What is the typical lead time for CNC-machined polycarbonate parts?

Standard polycarbonate CNC machining orders at Clarwe are typically completed in 5–10 business days from drawing approval, depending on part complexity, required finishing operations, and order volume. Parts requiring vapor polishing, hard-coat application, or tight-tolerance controlled setups may add 1–3 days to the schedule. Upload your drawing for a confirmed lead time with your quote.

Match PC grade to your application before ordering

Tell us whether you need GP, UV‑stabilised, FR, or medical‑grade polycarbonate so we can propose the right stock, finishing, and inspection plan for your parts.

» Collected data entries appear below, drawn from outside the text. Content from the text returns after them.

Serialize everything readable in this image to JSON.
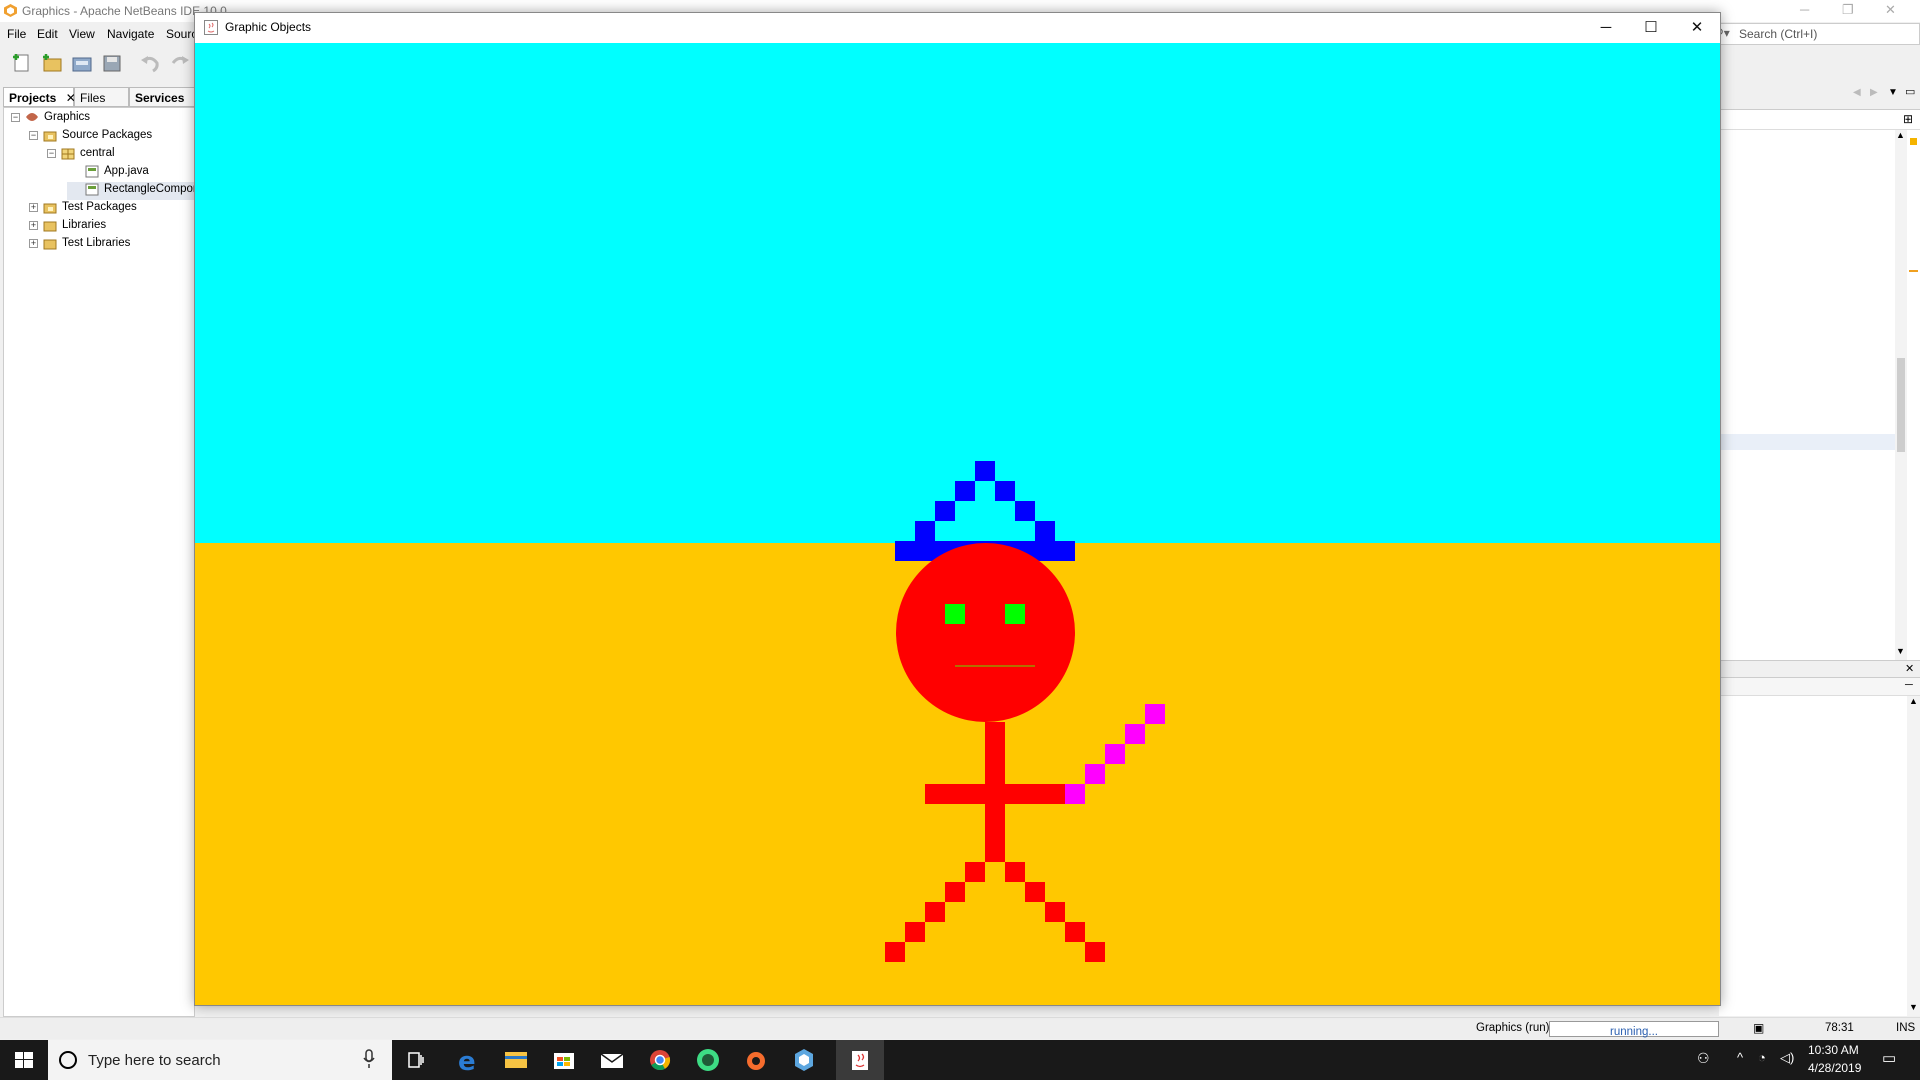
{
  "ide": {
    "title": "Graphics - Apache NetBeans IDE 10.0",
    "menu": [
      "File",
      "Edit",
      "View",
      "Navigate",
      "Sourc"
    ],
    "search_placeholder": "Search (Ctrl+I)",
    "project_tabs": [
      "Projects",
      "Files",
      "Services"
    ],
    "tree": [
      {
        "label": "Graphics",
        "icon": "project-icon"
      },
      {
        "label": "Source Packages",
        "icon": "package-folder-icon"
      },
      {
        "label": "central",
        "icon": "package-icon"
      },
      {
        "label": "App.java",
        "icon": "java-file-icon"
      },
      {
        "label": "RectangleCompone",
        "icon": "java-file-icon"
      },
      {
        "label": "Test Packages",
        "icon": "package-folder-icon"
      },
      {
        "label": "Libraries",
        "icon": "library-icon"
      },
      {
        "label": "Test Libraries",
        "icon": "library-icon"
      }
    ],
    "status": {
      "task": "Graphics (run)",
      "progress_label": "running...",
      "position": "78:31",
      "mode": "INS"
    }
  },
  "java_window": {
    "title": "Graphic Objects",
    "controls": {
      "minimize": "─",
      "maximize": "☐",
      "close": "✕"
    }
  },
  "scene": {
    "sky_color": "#00ffff",
    "ground_color": "#ffc800",
    "hat_color": "#0000ff",
    "body_color": "#ff0000",
    "eye_color": "#00ff00",
    "wand_color": "#ff00ff"
  },
  "taskbar": {
    "search_placeholder": "Type here to search",
    "apps": [
      "task-view-icon",
      "edge-icon",
      "file-explorer-icon",
      "store-icon",
      "mail-icon",
      "chrome-icon",
      "android-studio-icon",
      "origin-icon",
      "netbeans-icon",
      "java-icon"
    ],
    "time": "10:30 AM",
    "date": "4/28/2019"
  }
}
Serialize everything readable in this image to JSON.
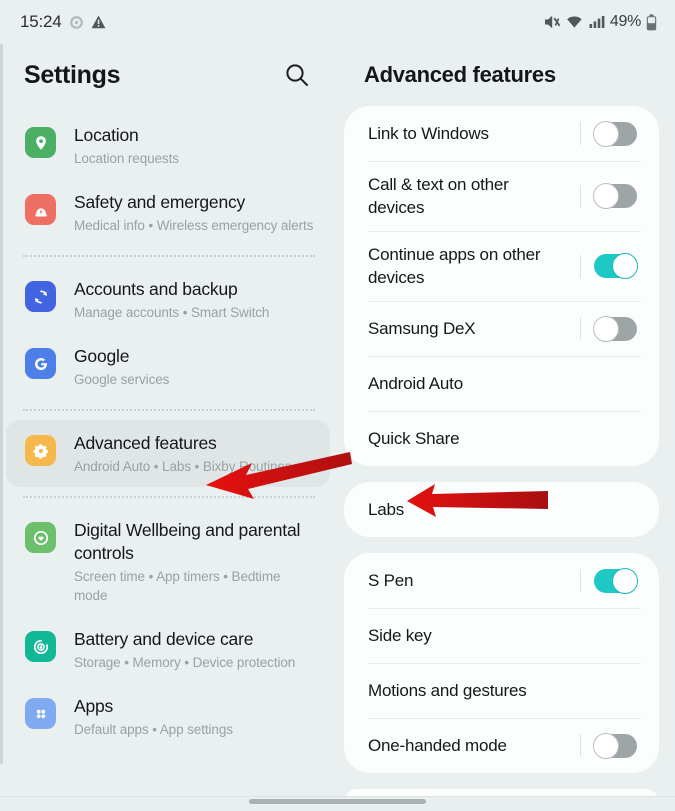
{
  "status_bar": {
    "clock": "15:24",
    "battery_percent": "49%",
    "left_icons": [
      "gear-spinner-icon",
      "warning-triangle-icon"
    ],
    "right_icons": [
      "mute-icon",
      "wifi-icon",
      "signal-bars-icon",
      "battery-icon"
    ]
  },
  "sidebar": {
    "title": "Settings",
    "search_icon": "search-icon",
    "items": [
      {
        "label": "Location",
        "sub": "Location requests",
        "icon": "location-pin-icon",
        "color": "#4caf66",
        "selected": false
      },
      {
        "label": "Safety and emergency",
        "sub": "Medical info  •  Wireless emergency alerts",
        "icon": "emergency-siren-icon",
        "color": "#ee6f64",
        "selected": false
      },
      {
        "label": "Accounts and backup",
        "sub": "Manage accounts  •  Smart Switch",
        "icon": "sync-accounts-icon",
        "color": "#4264e0",
        "selected": false
      },
      {
        "label": "Google",
        "sub": "Google services",
        "icon": "google-g-icon",
        "color": "#4e7fe8",
        "selected": false
      },
      {
        "label": "Advanced features",
        "sub": "Android Auto  •  Labs  •  Bixby Routines",
        "icon": "advanced-gear-icon",
        "color": "#f6b githubfalse",
        "selected": true
      },
      {
        "label": "Digital Wellbeing and parental controls",
        "sub": "Screen time  •  App timers  •  Bedtime mode",
        "icon": "wellbeing-heart-icon",
        "color": "#6cbf6c",
        "selected": false
      },
      {
        "label": "Battery and device care",
        "sub": "Storage  •  Memory  •  Device protection",
        "icon": "device-care-icon",
        "color": "#12b795",
        "selected": false
      },
      {
        "label": "Apps",
        "sub": "Default apps  •  App settings",
        "icon": "apps-grid-icon",
        "color": "#7fa9f0",
        "selected": false
      }
    ]
  },
  "detail": {
    "title": "Advanced features",
    "groups": [
      {
        "rows": [
          {
            "label": "Link to Windows",
            "toggle": "off"
          },
          {
            "label": "Call & text on other devices",
            "toggle": "off"
          },
          {
            "label": "Continue apps on other devices",
            "toggle": "on"
          },
          {
            "label": "Samsung DeX",
            "toggle": "off"
          },
          {
            "label": "Android Auto",
            "toggle": "none"
          },
          {
            "label": "Quick Share",
            "toggle": "none"
          }
        ]
      },
      {
        "rows": [
          {
            "label": "Labs",
            "toggle": "none"
          }
        ]
      },
      {
        "rows": [
          {
            "label": "S Pen",
            "toggle": "on"
          },
          {
            "label": "Side key",
            "toggle": "none"
          },
          {
            "label": "Motions and gestures",
            "toggle": "none"
          },
          {
            "label": "One-handed mode",
            "toggle": "off"
          }
        ]
      }
    ]
  },
  "annotations": {
    "arrow_color": "#d41414",
    "arrows": [
      {
        "name": "arrow-to-advanced-features",
        "points_to": "Advanced features"
      },
      {
        "name": "arrow-to-labs",
        "points_to": "Labs"
      }
    ]
  },
  "colors": {
    "accent_teal": "#1ec9c4",
    "background": "#eaefef",
    "card": "#fcfdfd",
    "selected_row": "#e0e5e5",
    "annotation_red": "#d41414"
  },
  "nav_bar": {
    "home_indicator": "home-indicator"
  }
}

Where Polycarbonate Is Used - Industries and Applications

Polycarbonate is specified wherever a CNC-machined part must combine structural toughness, dimensional stability, and — in many cases — optical transparency.

 Industry  Typical Applications
Industrial Equipment & Machine Guards Safety shields, transparent access panels, protective windows on machines and automated cells. UV-stabilised grades for near-UV lighting environments.
Electronics & Electrical Enclosures Sensor windows, indicator lenses, terminal covers, light pipes. Flame-retardant grades (UL 94 V-0) for switchgear, power distribution panels, and transport interiors.
Automotive & Transportation Lighting lenses, instrument panel covers, indicator windows. PC/ABS blend grades for structural interior parts.
Medical & Laboratory Equipment Device housings, fluid-handling components, diagnostic windows, optical elements in imaging equipment. Medical-grade PC with full material traceability.
Optical Components & Light Management Light pipes, diffusers, and sensor covers requiring near-glass optical clarity. Clear GP-grade PC, machined and vapor-polished.
Functional Prototypes & Bridge Production Form, fit, and function validation from one-off through small-batch quantities. Standard CNC machining choice where optical and impact properties must match production intent.